Over lamb stew or grilled branzino (based on the seasonally adjusted menu), Edgar shared nostalgic stories about his father starting an alcohol business during prohibition, his college years at Williams, and more than a few “war stories” about negotiating with Swiss officials for the return of property confiscated by the Nazis, arguing with Soviet officials for the release of Jews, and several business trips selling vodka to people who didn’t drink vodka as well as those like the Russians who do.

“I once told a Vatican official, I do not want to be tolerated as a Jew,” he said more than once. “I want to be respected.” It was obvious that his recommendations and some of his observations were the product of great taste and fortune. Others, I would learn, were the result of wisdom gained from loss or misfortune.

Although he had his own strong opinions, he valued true discourse and disagreement if it represented an exchange of ideas. He shared in many settings with students we visited together that he grew up without a strong Jewish education and only later as an adult discovered the value of intense study, delving into Talmud in a weekly study group and learning how to listen to multiple perspectives on a single line of text or verse.

“The subjects of our [Talmudic] study may seem arcane,” he wrote. “[However,] we invariably find ourselves addressing key topics…” How do we treat the outsider? How do we balance the needs of our own people with a larger commitment to human rights? How do we negotiate respect for tradition while adapting to a changing world? How should we mourn and how should we celebrate?”

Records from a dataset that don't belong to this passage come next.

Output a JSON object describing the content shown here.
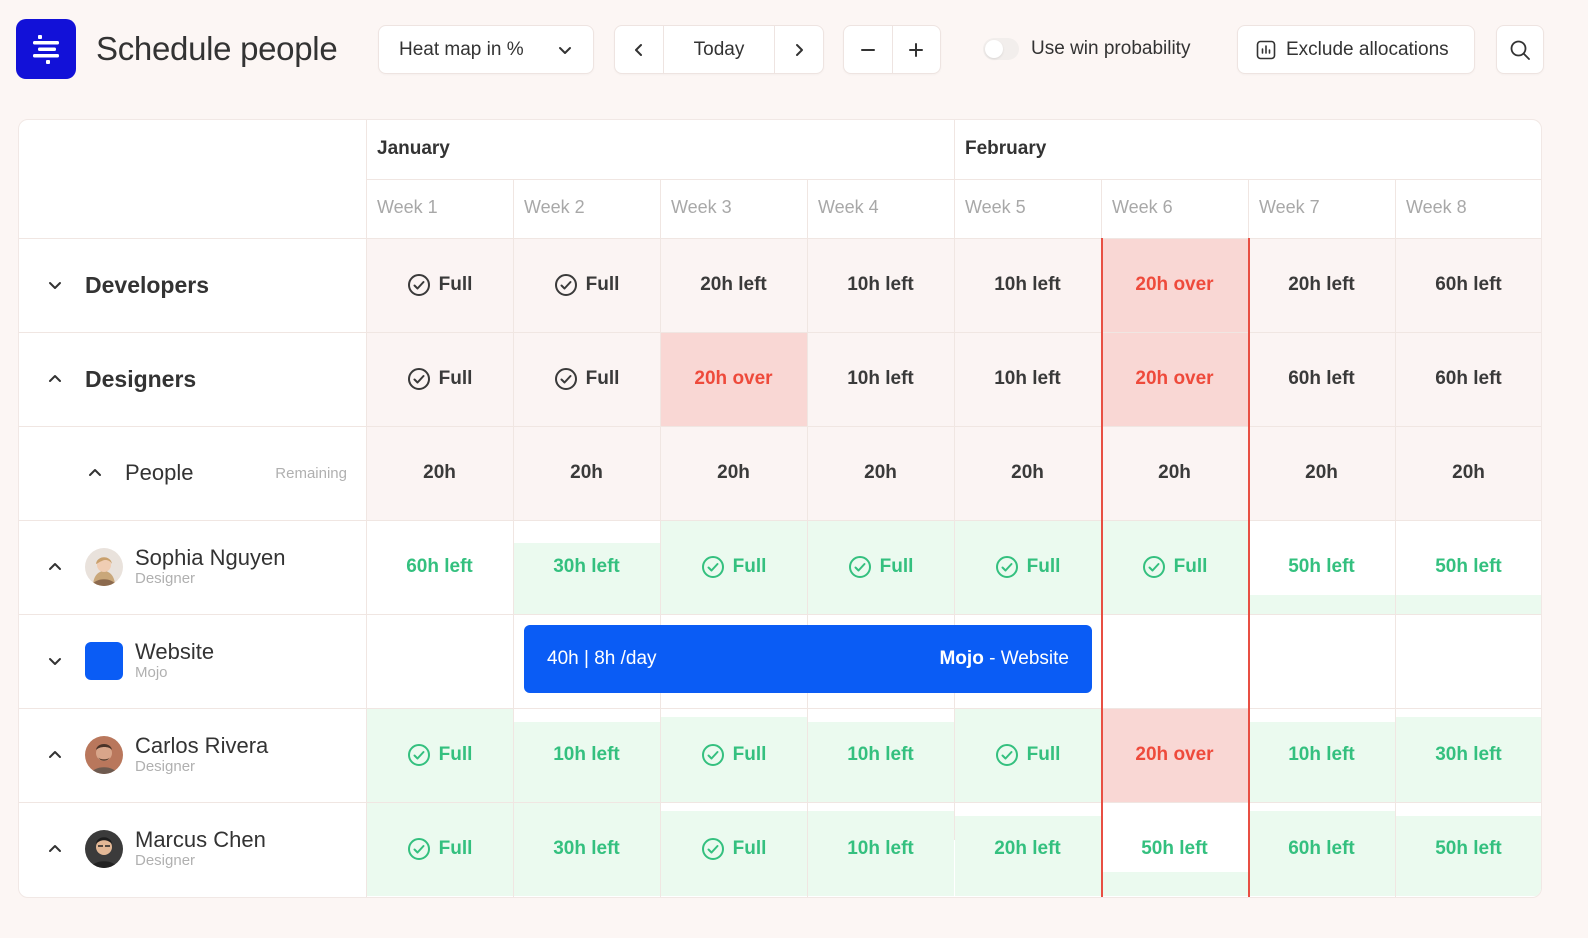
{
  "header": {
    "title": "Schedule people",
    "view_select": "Heat map in %",
    "today_label": "Today",
    "win_probability_label": "Use win probability",
    "exclude_label": "Exclude allocations"
  },
  "grid": {
    "months": [
      "January",
      "February"
    ],
    "weeks": [
      "Week 1",
      "Week 2",
      "Week 3",
      "Week 4",
      "Week 5",
      "Week 6",
      "Week 7",
      "Week 8"
    ],
    "remaining_label": "Remaining",
    "groups": [
      {
        "name": "Developers",
        "cells": [
          "Full",
          "Full",
          "20h left",
          "10h left",
          "10h left",
          "20h over",
          "20h left",
          "60h left"
        ]
      },
      {
        "name": "Designers",
        "cells": [
          "Full",
          "Full",
          "20h over",
          "10h left",
          "10h left",
          "20h over",
          "60h left",
          "60h left"
        ]
      }
    ],
    "people_row": {
      "label": "People",
      "cells": [
        "20h",
        "20h",
        "20h",
        "20h",
        "20h",
        "20h",
        "20h",
        "20h"
      ]
    },
    "people": [
      {
        "name": "Sophia Nguyen",
        "role": "Designer",
        "cells": [
          "60h left",
          "30h left",
          "Full",
          "Full",
          "Full",
          "Full",
          "50h left",
          "50h left"
        ]
      },
      {
        "name": "Carlos Rivera",
        "role": "Designer",
        "cells": [
          "Full",
          "10h left",
          "Full",
          "10h left",
          "Full",
          "20h over",
          "10h left",
          "30h left"
        ]
      },
      {
        "name": "Marcus Chen",
        "role": "Designer",
        "cells": [
          "Full",
          "30h left",
          "Full",
          "10h left",
          "20h left",
          "50h left",
          "60h left",
          "50h left"
        ]
      }
    ],
    "project": {
      "name": "Website",
      "client": "Mojo",
      "bar_hours": "40h | 8h /day",
      "bar_client": "Mojo",
      "bar_sep": " - ",
      "bar_project": "Website",
      "color": "#0a5cf5"
    }
  },
  "colors": {
    "brand": "#1211d8",
    "over": "#ee4a3b",
    "over_bg": "#f9d7d4",
    "ok_text": "#34c07f",
    "ok_bg": "#ebfaef",
    "today_line": "#e84f43"
  }
}
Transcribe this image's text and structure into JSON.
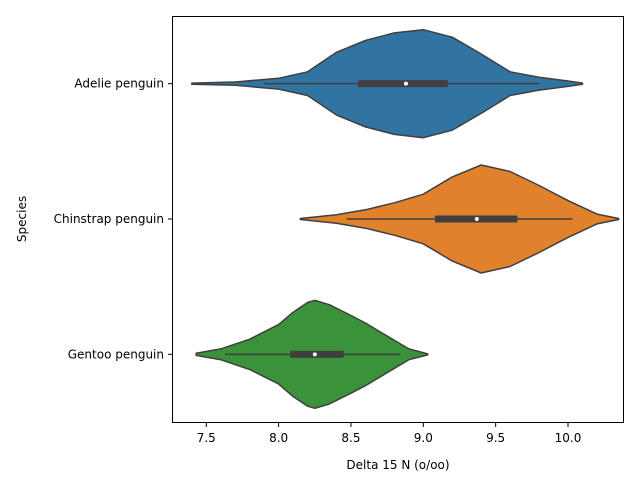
{
  "chart_data": {
    "type": "violin",
    "orientation": "horizontal",
    "xlabel": "Delta 15 N (o/oo)",
    "ylabel": "Species",
    "xlim": [
      7.27,
      10.38
    ],
    "x_ticks": [
      "7.5",
      "8.0",
      "8.5",
      "9.0",
      "9.5",
      "10.0"
    ],
    "categories": [
      "Adelie penguin",
      "Chinstrap penguin",
      "Gentoo penguin"
    ],
    "grid": false,
    "series": [
      {
        "category": "Adelie penguin",
        "color": "#3274a1",
        "range": [
          7.4,
          10.1
        ],
        "whisker": [
          7.9,
          9.8
        ],
        "quartiles": [
          8.55,
          9.17
        ],
        "median": 8.88,
        "density": [
          [
            7.4,
            0.01
          ],
          [
            7.7,
            0.03
          ],
          [
            8.0,
            0.1
          ],
          [
            8.2,
            0.22
          ],
          [
            8.4,
            0.58
          ],
          [
            8.6,
            0.8
          ],
          [
            8.8,
            0.94
          ],
          [
            9.0,
            1.0
          ],
          [
            9.2,
            0.86
          ],
          [
            9.4,
            0.55
          ],
          [
            9.6,
            0.22
          ],
          [
            9.8,
            0.12
          ],
          [
            10.0,
            0.05
          ],
          [
            10.1,
            0.01
          ]
        ]
      },
      {
        "category": "Chinstrap penguin",
        "color": "#e1812c",
        "range": [
          8.15,
          10.35
        ],
        "whisker": [
          8.47,
          10.03
        ],
        "quartiles": [
          9.08,
          9.65
        ],
        "median": 9.37,
        "density": [
          [
            8.15,
            0.01
          ],
          [
            8.4,
            0.08
          ],
          [
            8.6,
            0.17
          ],
          [
            8.8,
            0.3
          ],
          [
            9.0,
            0.46
          ],
          [
            9.2,
            0.78
          ],
          [
            9.4,
            1.0
          ],
          [
            9.6,
            0.88
          ],
          [
            9.8,
            0.62
          ],
          [
            10.0,
            0.34
          ],
          [
            10.2,
            0.09
          ],
          [
            10.35,
            0.01
          ]
        ]
      },
      {
        "category": "Gentoo penguin",
        "color": "#3a923a",
        "range": [
          7.43,
          9.03
        ],
        "whisker": [
          7.63,
          8.84
        ],
        "quartiles": [
          8.08,
          8.45
        ],
        "median": 8.25,
        "density": [
          [
            7.43,
            0.02
          ],
          [
            7.6,
            0.1
          ],
          [
            7.8,
            0.28
          ],
          [
            8.0,
            0.55
          ],
          [
            8.1,
            0.78
          ],
          [
            8.2,
            0.96
          ],
          [
            8.25,
            1.0
          ],
          [
            8.35,
            0.92
          ],
          [
            8.5,
            0.72
          ],
          [
            8.6,
            0.58
          ],
          [
            8.75,
            0.34
          ],
          [
            8.9,
            0.1
          ],
          [
            9.03,
            0.01
          ]
        ]
      }
    ]
  }
}
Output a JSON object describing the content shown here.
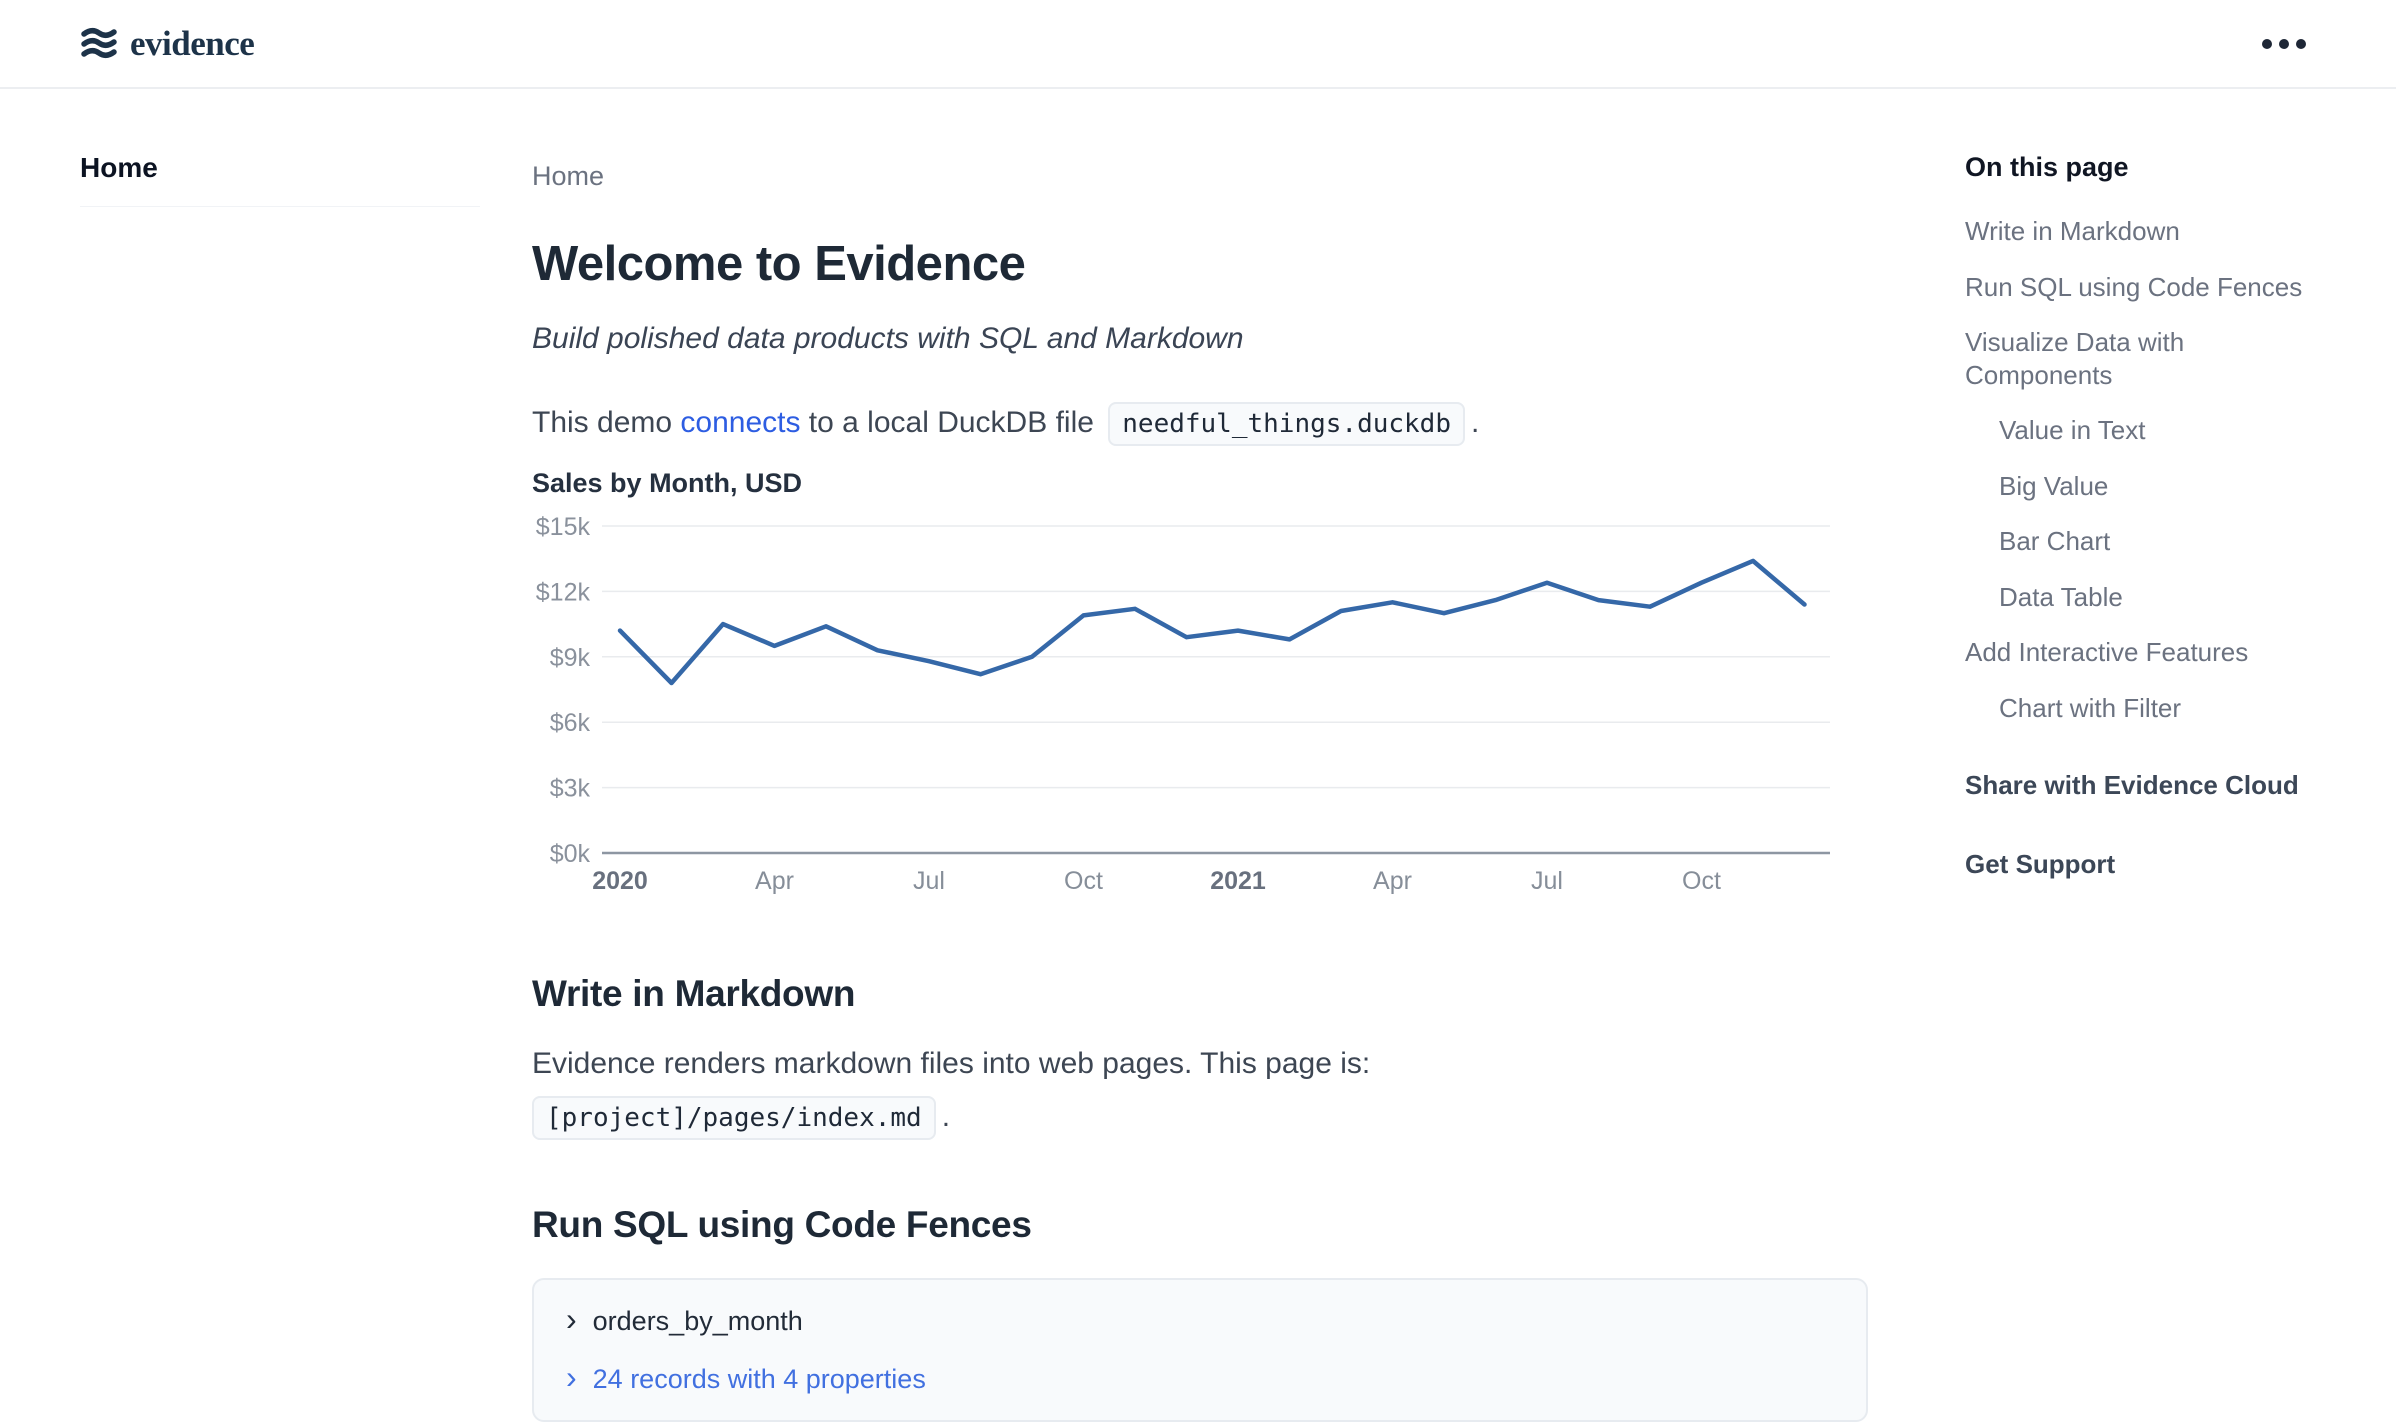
{
  "header": {
    "logo_text": "evidence"
  },
  "sidebar": {
    "items": [
      {
        "label": "Home",
        "active": true
      }
    ]
  },
  "main": {
    "breadcrumb": "Home",
    "title": "Welcome to Evidence",
    "subtitle": "Build polished data products with SQL and Markdown",
    "intro": {
      "pre": "This demo ",
      "link": "connects",
      "mid": " to a local DuckDB file ",
      "code": "needful_things.duckdb",
      "post": "."
    },
    "sections": {
      "markdown": {
        "heading": "Write in Markdown",
        "body": "Evidence renders markdown files into web pages. This page is:",
        "code": "[project]/pages/index.md",
        "post": "."
      },
      "sql": {
        "heading": "Run SQL using Code Fences",
        "query_name": "orders_by_month",
        "records_link": "24 records with 4 properties",
        "chevron": "›"
      }
    }
  },
  "chart_data": {
    "type": "line",
    "title": "Sales by Month, USD",
    "x": [
      "Jan 2020",
      "Feb 2020",
      "Mar 2020",
      "Apr 2020",
      "May 2020",
      "Jun 2020",
      "Jul 2020",
      "Aug 2020",
      "Sep 2020",
      "Oct 2020",
      "Nov 2020",
      "Dec 2020",
      "Jan 2021",
      "Feb 2021",
      "Mar 2021",
      "Apr 2021",
      "May 2021",
      "Jun 2021",
      "Jul 2021",
      "Aug 2021",
      "Sep 2021",
      "Oct 2021",
      "Nov 2021",
      "Dec 2021"
    ],
    "values": [
      10200,
      7800,
      10500,
      9500,
      10400,
      9300,
      8800,
      8200,
      9000,
      10900,
      11200,
      9900,
      10200,
      9800,
      11100,
      11500,
      11000,
      11600,
      12400,
      11600,
      11300,
      12400,
      13400,
      11400
    ],
    "xlabel": "",
    "ylabel": "",
    "ylim": [
      0,
      15000
    ],
    "grid": true,
    "legend": false,
    "y_ticks": [
      {
        "value": 0,
        "label": "$0k"
      },
      {
        "value": 3000,
        "label": "$3k"
      },
      {
        "value": 6000,
        "label": "$6k"
      },
      {
        "value": 9000,
        "label": "$9k"
      },
      {
        "value": 12000,
        "label": "$12k"
      },
      {
        "value": 15000,
        "label": "$15k"
      }
    ],
    "x_ticks": [
      {
        "index": 0,
        "label": "2020",
        "bold": true
      },
      {
        "index": 3,
        "label": "Apr",
        "bold": false
      },
      {
        "index": 6,
        "label": "Jul",
        "bold": false
      },
      {
        "index": 9,
        "label": "Oct",
        "bold": false
      },
      {
        "index": 12,
        "label": "2021",
        "bold": true
      },
      {
        "index": 15,
        "label": "Apr",
        "bold": false
      },
      {
        "index": 18,
        "label": "Jul",
        "bold": false
      },
      {
        "index": 21,
        "label": "Oct",
        "bold": false
      }
    ]
  },
  "toc": {
    "title": "On this page",
    "items": [
      {
        "label": "Write in Markdown",
        "level": 1
      },
      {
        "label": "Run SQL using Code Fences",
        "level": 1
      },
      {
        "label": "Visualize Data with Components",
        "level": 1
      },
      {
        "label": "Value in Text",
        "level": 2
      },
      {
        "label": "Big Value",
        "level": 2
      },
      {
        "label": "Bar Chart",
        "level": 2
      },
      {
        "label": "Data Table",
        "level": 2
      },
      {
        "label": "Add Interactive Features",
        "level": 1
      },
      {
        "label": "Chart with Filter",
        "level": 2
      }
    ],
    "footer_items": [
      "Share with Evidence Cloud",
      "Get Support"
    ]
  },
  "colors": {
    "logo_navy": "#1d3349",
    "link_blue": "#2d5de2",
    "records_blue": "#4170e0",
    "chart_line": "#3568a8"
  }
}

Edgar’s Memorial Service held at Lincoln Hall in January 2014 boasted many moving tributes from family members and dignitaries, including Hilary Clinton – who alluded to one of his off-color jokes: “I remember the joke well, I just can’t repeat it,” she added, confirming to the audience that the rumored anecdote was real. Earlier in the evening his son Matthew shared one of those jokes. Commenting on his father’s multiple marriages and large extended family he quoted Edgar’s patriarchal confession: “I can remember the names of all the grandchildren; it’s their mothers’ names I have a hard time with.”

At the memorial, we also heard the powerful testimony of his first son Sam who had been abducted and held for ransom in 1975. Over the objections of the FBI, Edgar insisted on delivering in person the $2.4 million in ransom and securing the safe release of his son.

Come, Boy, come and climb up my trunk and swing from my branches and eat apples and play in my shade and be happy.”

When Edgar’s life was captured in a vignette in the off-Broadway Musical Stars of David at the Roth Theatre in 2014, it was aptly entitled “LDor V’Dor” – from generation to generation. It invokes a conversation between Edgar and one of his granddaughters at the seashore and concludes with both a lesson and a prayer:

Enrich a life, Enrich a world, and then you’ll know what your role is for. L’dor v’dor, L’dor v’dor.”

Wayne Firestone is CEO of the International Lifeline Fund and Executive Innovator in Residence at the Kogod School of Business at American University.